Sí, ya puede partir.

Ha visto el atardecer. Ha divisado desde la colina cómo, primero una y luego otra, cada ventana nace a la noche. Se ha quedado quieta en su modorra, tratando de recomponer el cuerpo y el espíritu, entre un sueño ido, un cielo que se arranca, un calor que amenaza con pasar al frío, una certeza de fertilidad, una ganancia a la muerte; no ha querido hacer ni un solo movimiento, cualquiera habría resultado incompleto. Antes, en su intransigencia, detestó todo gesto práctico que le recordara la cotidianidad. Hoy le da la bienvenida.

También el agua ha limpiado el cielo. ¿Ves esa cantidad de estrellas, Floreana? Es que la tierra en esta isla está colmada. Alguna vez Colón creyó que América era un paraíso y que sólo se podía entrar a él con el permiso de Dios. Y cada poro se le abre, se ensancha entera, absorbe el aire, no debe malgastar el momento: ya es capaz de nombrar la ausencia.

Entonces toma la decisión, cruda y apremiante. Elena debe estar despierta. Se levanta y encamina sus pasos a la casa grande.

Cuando al día siguiente vuelve de la Telefónica tras preparar su partida -reservar el pasaje del bus a Puerto Montt, avisar a José y a Fernandina-, vuelve a tomar la caja de madera nazarena y en su caricia subyace la certeza de que la reveladora tarde de ayer, de un triste día domingo, ha sido real. Pero no debe engañarse, en su decisión también juegan factores externos. Como bien dijo Flavián, dos semanas aquí en la isla pueden ser eternas y a ella no le alcanzan las fuerzas. No se ve a sí misma necesariamente débil, sino debilitada por una relación que no la reconoce.

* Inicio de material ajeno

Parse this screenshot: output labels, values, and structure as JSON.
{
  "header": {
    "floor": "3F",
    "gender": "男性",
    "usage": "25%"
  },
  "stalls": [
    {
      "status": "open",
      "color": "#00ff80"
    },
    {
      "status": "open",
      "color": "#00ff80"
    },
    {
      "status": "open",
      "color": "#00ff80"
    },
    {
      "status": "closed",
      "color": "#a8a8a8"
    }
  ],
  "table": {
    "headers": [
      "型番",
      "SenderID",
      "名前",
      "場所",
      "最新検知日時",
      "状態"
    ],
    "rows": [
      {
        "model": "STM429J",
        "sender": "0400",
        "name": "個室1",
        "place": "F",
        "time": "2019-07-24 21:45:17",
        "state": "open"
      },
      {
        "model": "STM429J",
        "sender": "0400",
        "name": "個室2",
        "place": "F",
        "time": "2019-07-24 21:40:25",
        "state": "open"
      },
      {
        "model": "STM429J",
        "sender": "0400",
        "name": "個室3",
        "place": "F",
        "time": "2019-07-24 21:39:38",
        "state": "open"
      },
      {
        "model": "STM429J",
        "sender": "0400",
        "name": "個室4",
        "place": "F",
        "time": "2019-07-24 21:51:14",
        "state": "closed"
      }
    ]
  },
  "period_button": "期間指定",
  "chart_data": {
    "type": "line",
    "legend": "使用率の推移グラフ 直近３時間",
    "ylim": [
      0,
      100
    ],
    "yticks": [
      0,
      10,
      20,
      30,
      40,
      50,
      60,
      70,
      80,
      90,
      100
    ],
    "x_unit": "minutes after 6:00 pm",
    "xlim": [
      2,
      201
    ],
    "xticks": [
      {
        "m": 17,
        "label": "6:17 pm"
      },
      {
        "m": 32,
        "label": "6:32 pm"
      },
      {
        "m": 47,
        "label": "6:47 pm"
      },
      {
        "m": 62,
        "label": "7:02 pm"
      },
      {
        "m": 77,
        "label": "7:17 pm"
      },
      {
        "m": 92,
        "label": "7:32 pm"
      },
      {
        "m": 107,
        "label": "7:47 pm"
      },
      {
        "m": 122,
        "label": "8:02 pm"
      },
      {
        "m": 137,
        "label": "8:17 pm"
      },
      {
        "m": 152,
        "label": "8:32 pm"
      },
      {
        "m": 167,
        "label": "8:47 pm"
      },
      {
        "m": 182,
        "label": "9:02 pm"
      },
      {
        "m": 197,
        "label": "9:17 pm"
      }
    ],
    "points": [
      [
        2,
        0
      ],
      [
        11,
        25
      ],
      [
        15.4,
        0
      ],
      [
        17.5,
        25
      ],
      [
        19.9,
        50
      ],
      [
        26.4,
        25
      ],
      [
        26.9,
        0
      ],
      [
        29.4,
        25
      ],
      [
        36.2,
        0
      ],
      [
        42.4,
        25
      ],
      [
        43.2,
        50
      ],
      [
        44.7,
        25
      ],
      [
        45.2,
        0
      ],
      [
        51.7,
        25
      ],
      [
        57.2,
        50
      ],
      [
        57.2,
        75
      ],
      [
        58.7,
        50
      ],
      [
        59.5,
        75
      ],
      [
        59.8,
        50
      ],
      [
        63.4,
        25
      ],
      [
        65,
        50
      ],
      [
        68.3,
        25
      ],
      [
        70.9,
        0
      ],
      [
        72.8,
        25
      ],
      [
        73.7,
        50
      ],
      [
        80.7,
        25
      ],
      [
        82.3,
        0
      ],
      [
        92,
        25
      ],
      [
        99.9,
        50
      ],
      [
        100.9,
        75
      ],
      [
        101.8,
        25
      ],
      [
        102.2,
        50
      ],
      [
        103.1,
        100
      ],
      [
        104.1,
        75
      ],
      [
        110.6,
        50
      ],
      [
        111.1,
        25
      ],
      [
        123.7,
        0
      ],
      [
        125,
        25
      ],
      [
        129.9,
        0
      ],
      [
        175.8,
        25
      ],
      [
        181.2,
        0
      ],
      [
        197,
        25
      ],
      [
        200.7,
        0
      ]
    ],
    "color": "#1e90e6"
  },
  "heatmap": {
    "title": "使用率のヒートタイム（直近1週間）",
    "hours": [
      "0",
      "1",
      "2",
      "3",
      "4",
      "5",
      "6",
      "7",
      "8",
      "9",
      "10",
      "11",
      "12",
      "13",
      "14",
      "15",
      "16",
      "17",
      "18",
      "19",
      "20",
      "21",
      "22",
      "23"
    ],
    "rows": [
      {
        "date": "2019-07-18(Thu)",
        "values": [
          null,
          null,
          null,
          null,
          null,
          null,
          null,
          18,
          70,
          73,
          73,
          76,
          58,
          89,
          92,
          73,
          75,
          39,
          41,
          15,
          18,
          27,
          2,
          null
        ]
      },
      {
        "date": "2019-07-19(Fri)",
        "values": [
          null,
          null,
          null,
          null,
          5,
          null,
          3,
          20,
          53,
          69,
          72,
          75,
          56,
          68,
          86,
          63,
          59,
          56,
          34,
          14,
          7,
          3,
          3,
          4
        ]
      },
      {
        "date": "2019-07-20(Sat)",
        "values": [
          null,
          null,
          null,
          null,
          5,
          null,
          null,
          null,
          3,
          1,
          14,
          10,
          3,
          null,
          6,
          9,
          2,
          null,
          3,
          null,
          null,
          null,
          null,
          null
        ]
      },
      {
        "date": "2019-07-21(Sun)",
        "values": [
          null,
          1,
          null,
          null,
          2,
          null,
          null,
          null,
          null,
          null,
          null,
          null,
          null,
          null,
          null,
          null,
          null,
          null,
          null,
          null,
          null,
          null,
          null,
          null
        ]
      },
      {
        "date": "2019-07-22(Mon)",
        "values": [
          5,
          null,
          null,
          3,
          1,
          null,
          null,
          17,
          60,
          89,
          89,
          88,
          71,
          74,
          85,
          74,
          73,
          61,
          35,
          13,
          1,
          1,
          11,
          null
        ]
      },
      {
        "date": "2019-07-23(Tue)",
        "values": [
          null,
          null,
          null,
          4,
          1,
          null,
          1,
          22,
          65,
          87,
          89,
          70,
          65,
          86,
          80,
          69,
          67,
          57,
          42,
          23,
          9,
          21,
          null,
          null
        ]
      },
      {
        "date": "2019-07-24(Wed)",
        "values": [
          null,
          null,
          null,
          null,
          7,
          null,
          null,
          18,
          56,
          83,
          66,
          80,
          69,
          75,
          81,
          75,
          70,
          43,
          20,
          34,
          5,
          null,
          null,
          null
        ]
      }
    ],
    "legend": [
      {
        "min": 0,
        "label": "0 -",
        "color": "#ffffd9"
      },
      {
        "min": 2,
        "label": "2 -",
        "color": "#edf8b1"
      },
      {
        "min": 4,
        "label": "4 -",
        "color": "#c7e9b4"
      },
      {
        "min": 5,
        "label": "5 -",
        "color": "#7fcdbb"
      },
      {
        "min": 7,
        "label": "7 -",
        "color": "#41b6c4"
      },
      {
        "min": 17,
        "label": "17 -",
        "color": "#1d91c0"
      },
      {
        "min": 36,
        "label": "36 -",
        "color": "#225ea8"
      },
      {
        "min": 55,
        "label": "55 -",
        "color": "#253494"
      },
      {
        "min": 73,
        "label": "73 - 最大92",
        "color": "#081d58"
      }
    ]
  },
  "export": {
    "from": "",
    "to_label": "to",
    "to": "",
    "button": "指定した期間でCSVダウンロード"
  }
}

Su deseo es desenfrenado, inconfesable, arrollador. Tal derroche vuelve imposible todo consentimiento. No basta para desentumecer a ese otro cuerpo irreductible y cansado que pega patadas, que mueve las piernas como un recién nacido, descoordinado, arbitrario, ciego. ¿Qué quiere avisar? ¿Cuáles son sus berridos? Flavián.

Ese cuerpo de hombre sólo puede manifestar que sus heridas lo han enmudecido.

Nada ha sido catastrófico ni sublime, nada ha sido tanto, nada ha sido tan poco, se dice Floreana: es sólo que, al final, lo más importante que me ha pasado, no pasó.

– ¿No te vas a despedir de Pedro y Flavián?